US 12,087,268 B1
	Identity transfer models for generating audio/video content
Wenbin Ouyang, Redmond, WA (US); and Naveen Sudhakaran Nair, Issaquah, WA (US)
Assigned to Amazon Technologies, Inc., Seattle, WA (US)
Filed by Amazon Technologies, Inc., Seattle, WA (US)
Filed on Dec. 3, 2021, as Appl. No. 17/541,996.
Int. Cl.

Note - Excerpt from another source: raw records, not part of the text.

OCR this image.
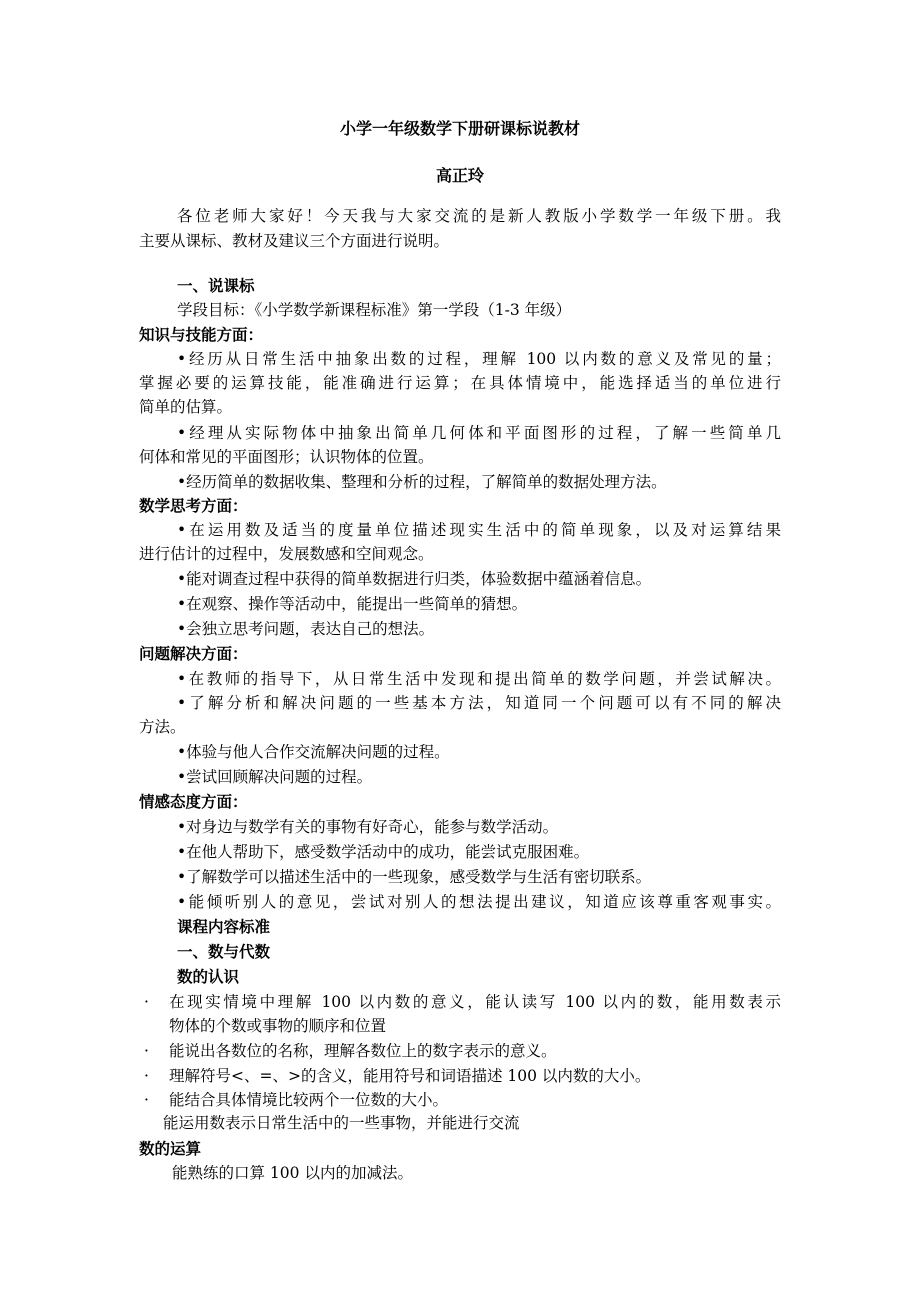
小学一年级数学下册研课标说教材
高正玲
各位老师大家好！今天我与大家交流的是新人教版小学数学一年级下册。我
主要从课标、教材及建议三个方面进行说明。
一、说课标
学段目标：《小学数学新课程标准》第一学段（1-3 年级）
知识与技能方面：
•经历从日常生活中抽象出数的过程，理解 100 以内数的意义及常见的量；
掌握必要的运算技能，能准确进行运算；在具体情境中，能选择适当的单位进行
简单的估算。
•经理从实际物体中抽象出简单几何体和平面图形的过程，了解一些简单几
何体和常见的平面图形；认识物体的位置。
•经历简单的数据收集、整理和分析的过程，了解简单的数据处理方法。
数学思考方面：
•在运用数及适当的度量单位描述现实生活中的简单现象，以及对运算结果
进行估计的过程中，发展数感和空间观念。
•能对调查过程中获得的简单数据进行归类，体验数据中蕴涵着信息。
•在观察、操作等活动中，能提出一些简单的猜想。
•会独立思考问题，表达自己的想法。
问题解决方面：
•在教师的指导下，从日常生活中发现和提出简单的数学问题，并尝试解决。
•了解分析和解决问题的一些基本方法，知道同一个问题可以有不同的解决
方法。
•体验与他人合作交流解决问题的过程。
•尝试回顾解决问题的过程。
情感态度方面：
•对身边与数学有关的事物有好奇心，能参与数学活动。
•在他人帮助下，感受数学活动中的成功，能尝试克服困难。
•了解数学可以描述生活中的一些现象，感受数学与生活有密切联系。
•能倾听别人的意见，尝试对别人的想法提出建议，知道应该尊重客观事实。
课程内容标准
一、数与代数
数的认识
· 在现实情境中理解 100 以内数的意义，能认读写 100 以内的数，能用数表示
物体的个数或事物的顺序和位置
· 能说出各数位的名称，理解各数位上的数字表示的意义。
· 理解符号<、=、>的含义，能用符号和词语描述 100 以内数的大小。
· 能结合具体情境比较两个一位数的大小。
能运用数表示日常生活中的一些事物，并能进行交流
数的运算
能熟练的口算 100 以内的加减法。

G10L 13/02 (2013.01); G06N 3/08 (2023.01); G10L 17/18 (2013.01); G10L 21/013 (2013.01); G10L 21/10 (2013.01)

CPC G10L 13/02 (2013.01) [G06N 3/08 (2013.01); G10L 17/18 (2013.01); G10L 21/013 (2013.01); G10L 21/10 (2013.01)]

16 Claims

1. A computer-implemented method, comprising:

obtaining a plurality of audio samples of songs associated with respective identities;

determining, based on the plurality of audio samples of songs and using a first encoder, multiple voice identity embeddings for the respective identities, including a first voice identity embedding associated with the first identity;

recording a first audio data sample from a user;

determining a second voice identity embedding for the user based on the first audio data;

storing, in an identity store, the multiple voice identity embeddings associated with the respective identities, including the first voice embedding for the first identity;

obtaining a request, from the user, to generate synthesized song audio, wherein the request specifies:

audio song content associated with a second identity; and

the first identity, wherein the first identity corresponds to the user, and the first voice identity embedding in the identity store is based on the first audio data;

determining a spectrogram of the audio song content;

determining, based on the spectrogram and using a second encoder, a content embedding associated with the audio song content; and

generating, using a second decoder corresponding to the second encoder and based on the first voice identity embedding and the content embedding, the synthesized song audio.